Three British banks, Goldman Sachs and BNP Paribas have agreed to pay a total of $1.2 billion (£780 million) in a class action settlement in the United States over foreign-exchange rigging.
The case could pave the way for a swathe of similar class actions in London, Europe and further cases in the US.
The American settlements, which need final approval from a federal court, were a result of the class action brought by US law firm Scott & Scott on behalf of individuals and institutions who bought foreign currencies and forex derivatives from the banks.
Today’s agreed payouts were $384 million from Barclays, $285 million from HSBC, $255 million from Royal Bank of Scotland, $135 million from Goldman Sachs and $115 million from BNP Paribas.
Scott & Scott, which acted for victims of the BP Gulf of Mexico oil spill, is hoping to get the go-ahead for a class action in the High Court in London by the end of this year or early next.
Managing partner, David R Scott, said: “Our work is far from done. Given our in-depth knowledge based on our success against [four other] banks in the US, Scott & Scott is gearing up to bring the action to Europe.
“Compensation figures today should serve as an indication of the scale of the potential European action, as the UK forex market is almost double the size of that in the US.”
As well as achieving significant financial payouts from the banks, the law firm has also won promises from the nine which have settled so far to release extensive details of the forex rigging.
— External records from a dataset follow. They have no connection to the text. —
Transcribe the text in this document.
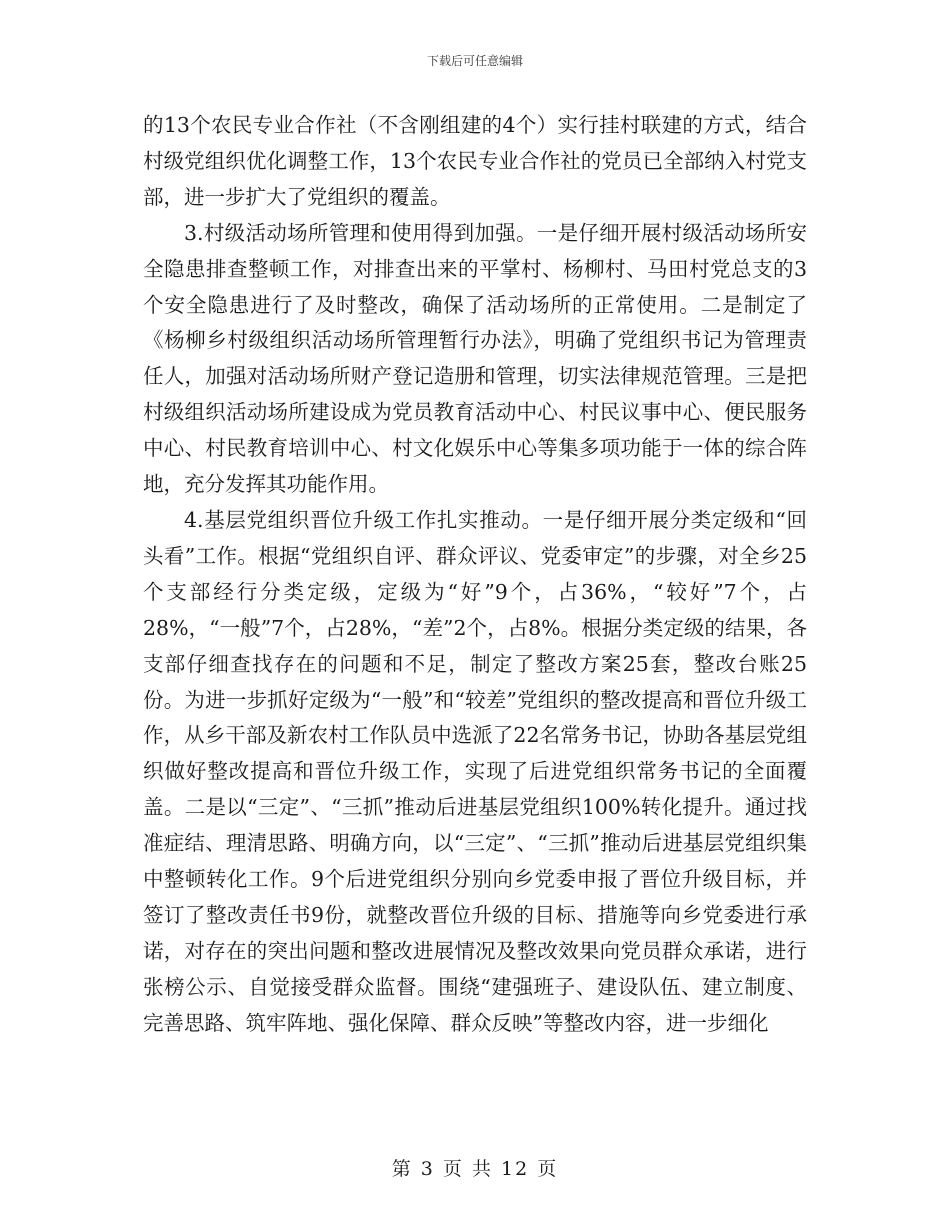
下载后可任意编辑

的13个农民专业合作社（不含刚组建的4个）实行挂村联建的方式，结合村级党组织优化调整工作，13个农民专业合作社的党员已全部纳入村党支部，进一步扩大了党组织的覆盖。

3.村级活动场所管理和使用得到加强。一是仔细开展村级活动场所安全隐患排查整顿工作，对排查出来的平掌村、杨柳村、马田村党总支的3个安全隐患进行了及时整改，确保了活动场所的正常使用。二是制定了《杨柳乡村级组织活动场所管理暂行办法》，明确了党组织书记为管理责任人，加强对活动场所财产登记造册和管理，切实法律规范管理。三是把村级组织活动场所建设成为党员教育活动中心、村民议事中心、便民服务中心、村民教育培训中心、村文化娱乐中心等集多项功能于一体的综合阵地，充分发挥其功能作用。

4.基层党组织晋位升级工作扎实推动。一是仔细开展分类定级和“回头看”工作。根据“党组织自评、群众评议、党委审定”的步骤，对全乡25个支部经行分类定级，定级为“好”9个，占36%，“较好”7个，占28%，“一般”7个，占28%，“差”2个，占8%。根据分类定级的结果，各支部仔细查找存在的问题和不足，制定了整改方案25套，整改台账25份。为进一步抓好定级为“一般”和“较差”党组织的整改提高和晋位升级工作，从乡干部及新农村工作队员中选派了22名常务书记，协助各基层党组织做好整改提高和晋位升级工作，实现了后进党组织常务书记的全面覆盖。二是以“三定”、“三抓”推动后进基层党组织100%转化提升。通过找准症结、理清思路、明确方向，以“三定”、“三抓”推动后进基层党组织集中整顿转化工作。9个后进党组织分别向乡党委申报了晋位升级目标，并签订了整改责任书9份，就整改晋位升级的目标、措施等向乡党委进行承诺，对存在的突出问题和整改进展情况及整改效果向党员群众承诺，进行张榜公示、自觉接受群众监督。围绕“建强班子、建设队伍、建立制度、完善思路、筑牢阵地、强化保障、群众反映”等整改内容，进一步细化

第 3 页 共 12 页
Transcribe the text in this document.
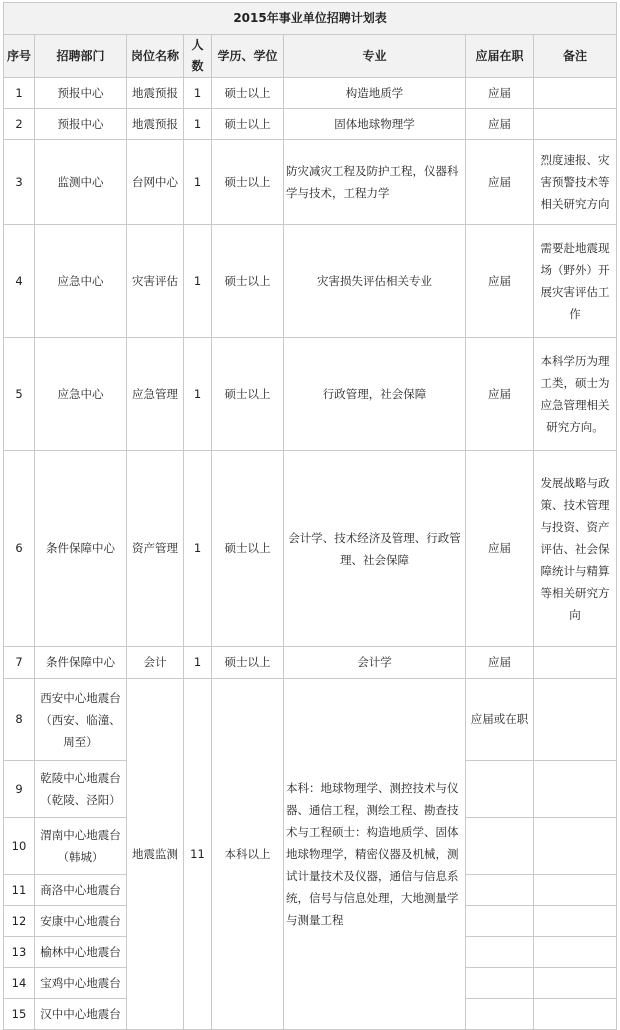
2015年事业单位招聘计划表							
序号	招聘部门	岗位名称	人数	学历、学位	专业	应届在职	备注
1	预报中心	地震预报	1	硕士以上	构造地质学	应届	
2	预报中心	地震预报	1	硕士以上	固体地球物理学	应届	
3	监测中心	台网中心	1	硕士以上	防灾减灾工程及防护工程，仪器科学与技术，工程力学	应届	烈度速报、灾害预警技术等相关研究方向
4	应急中心	灾害评估	1	硕士以上	灾害损失评估相关专业	应届	需要赴地震现场（野外）开展灾害评估工作
5	应急中心	应急管理	1	硕士以上	行政管理，社会保障	应届	本科学历为理工类，硕士为应急管理相关研究方向。
6	条件保障中心	资产管理	1	硕士以上	会计学、技术经济及管理、行政管理、社会保障	应届	发展战略与政策、技术管理与投资、资产评估、社会保障统计与精算等相关研究方向
7	条件保障中心	会计	1	硕士以上	会计学	应届	
8	西安中心地震台（西安、临潼、周至）	地震监测	11	本科以上	本科：地球物理学、测控技术与仪器、通信工程，测绘工程、勘查技术与工程硕士：构造地质学、固体地球物理学，精密仪器及机械，测试计量技术及仪器，通信与信息系统，信号与信息处理，大地测量学与测量工程	应届或在职	
9	乾陵中心地震台（乾陵、泾阳）						
10	渭南中心地震台（韩城）						
11	商洛中心地震台						
12	安康中心地震台						
13	榆林中心地震台						
14	宝鸡中心地震台						
15	汉中中心地震台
That information is able to be used in the UK action.
The four banks to have previously settled were Citi — paying $402 million — BoA Merrill Lynch on $187 million, UBS with $141 million and JPMorgan at $105 million.
The seven banks named in the action which have not yet settled are Deutsche Bank, Credit Suisse, Morgan Stanley, Bank of Tokyo-Mitsubishi, RBC Capital Markets, Société Générale and Standard Chartered.